Eye For Film >> Movies >> Emmanuelle 1, 2, 3, 4 (1984) Film Review
Emmanuelle became notorious in the Seventies as the fashionable face of nymphomania. Her soft core lifestyle was full of Eastern promise. The glorification of an open marriage, with plenty of casual encounters, seems naive and misguided now.
The arrival of four Emmanuelles in unexpurgated DVD offers a voyeuristic wallow in post-colonial (post-coital) decadence. All are shot in exotic locations. The women, without exception, have beautiful bodies. The men are less memorable. Her husband in 2 and 3 (Umberto Orsini) passes muster, it has to be said. At least, he can act.
Emmanuelle 4 is so daft it shouldn't be allowed out in public. Sylvia Kristel, who plays the bisexual heroine, has plastic surgery in order to escape from a discarded lover. She wakes up from the operation as Mia Nygren, a lissome model 13 years younger, who says "I want to be free and make love to the whole of Brazil." She has a try, but bumps into that man again, who sees her as a different person, suitable for seduction. Naturally, she complies.

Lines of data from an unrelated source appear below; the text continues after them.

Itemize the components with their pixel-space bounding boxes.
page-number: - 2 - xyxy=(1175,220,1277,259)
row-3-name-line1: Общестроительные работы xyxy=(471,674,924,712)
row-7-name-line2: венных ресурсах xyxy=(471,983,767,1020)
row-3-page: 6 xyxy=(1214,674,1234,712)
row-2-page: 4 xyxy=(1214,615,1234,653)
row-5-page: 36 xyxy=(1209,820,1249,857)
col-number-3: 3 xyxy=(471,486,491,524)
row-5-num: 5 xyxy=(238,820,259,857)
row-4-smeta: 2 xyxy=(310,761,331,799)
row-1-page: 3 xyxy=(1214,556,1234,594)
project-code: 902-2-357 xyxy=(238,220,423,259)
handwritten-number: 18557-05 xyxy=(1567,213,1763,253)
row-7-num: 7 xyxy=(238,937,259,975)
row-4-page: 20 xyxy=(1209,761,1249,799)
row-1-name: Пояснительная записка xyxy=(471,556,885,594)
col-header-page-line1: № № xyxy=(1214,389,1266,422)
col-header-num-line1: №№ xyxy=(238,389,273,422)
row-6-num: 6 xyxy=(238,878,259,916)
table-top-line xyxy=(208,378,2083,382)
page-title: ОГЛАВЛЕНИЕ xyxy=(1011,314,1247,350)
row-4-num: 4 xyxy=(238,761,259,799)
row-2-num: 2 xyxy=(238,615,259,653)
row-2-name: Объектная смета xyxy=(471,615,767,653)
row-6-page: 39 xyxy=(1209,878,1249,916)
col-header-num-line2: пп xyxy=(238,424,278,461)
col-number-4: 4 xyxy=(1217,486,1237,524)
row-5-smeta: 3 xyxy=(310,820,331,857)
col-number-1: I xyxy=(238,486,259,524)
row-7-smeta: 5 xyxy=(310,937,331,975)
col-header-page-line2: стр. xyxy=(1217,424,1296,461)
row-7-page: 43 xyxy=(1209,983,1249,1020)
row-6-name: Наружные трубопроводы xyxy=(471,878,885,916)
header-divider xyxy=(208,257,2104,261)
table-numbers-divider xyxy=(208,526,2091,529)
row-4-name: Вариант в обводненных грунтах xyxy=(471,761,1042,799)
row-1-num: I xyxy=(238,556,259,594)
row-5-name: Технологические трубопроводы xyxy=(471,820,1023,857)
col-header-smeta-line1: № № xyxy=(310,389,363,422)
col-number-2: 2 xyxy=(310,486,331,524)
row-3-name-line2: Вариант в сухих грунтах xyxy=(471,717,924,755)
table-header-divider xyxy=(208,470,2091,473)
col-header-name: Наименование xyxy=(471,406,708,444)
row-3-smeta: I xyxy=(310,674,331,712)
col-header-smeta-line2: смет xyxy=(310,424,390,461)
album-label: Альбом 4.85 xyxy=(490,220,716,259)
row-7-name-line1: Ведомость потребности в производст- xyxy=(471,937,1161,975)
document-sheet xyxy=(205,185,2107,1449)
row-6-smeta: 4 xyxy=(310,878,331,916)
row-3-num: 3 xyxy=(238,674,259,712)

Between 1 and 3 the girl with perfect breasts progresses from innocent young wife to rapacious adulteress. Her husband in 1 works for the diplomatic service in Bangkok, where the ex-pats "practice idleness as a fine art." By 3 she's stuck away in the Sechelles and he's an architect.
The locations are juicy and far from home, which encourages bad behaviour. Money appears no object. Servants hover.
Girlplay and threesomes are popular, although the only truly erotic sequence is in a bathhouse on Bali in 2. The storylines are used as backdrop for the sexy bits except in 3 when E falls in love with a drippy film director and Mr E is jealous. "I'll stoop to any mean trick to hold you," he says, and does.
1 looks dated, with his Carnaby Street strides and their hanging basket chairs. Her education into erotica is left to a creepy old purve who takes her to an opium den and watches while a doped up local stud has his way with her.
2 is directed by an Italian and resembles a fashion shoot for Vogue. E has become a predator in the love jungle, beginning with a ravishing blonde on a crowded liner in the China seas and moving into men once at Hong Kong - a flyer, a polo player, a dance teacher - before befriending a teenage girl, who joins them in the Bali bathhouse. There is not much room for plot.
3 is more jaded, although just as scenic. E says, "Making love is the main interest in my life," as if you hadn't guessed by now. But her heart's not in it. Also, she's cut her hair which is a mistake. The story kicks in when she goes wobbly over the Parisian moviemaker who looks gay and Mr E snaps out of his self-satisfied cocoon and does something positive for a change.
4 is mad. And bad. It does contain the unforgettable line: "Boys are like dough. There is a certain way of touching them that will make them rise."
The acting is abysmal and the dubbing appalling. Simulated orgasms begin to pall after a while and the humour is entirely unintentional.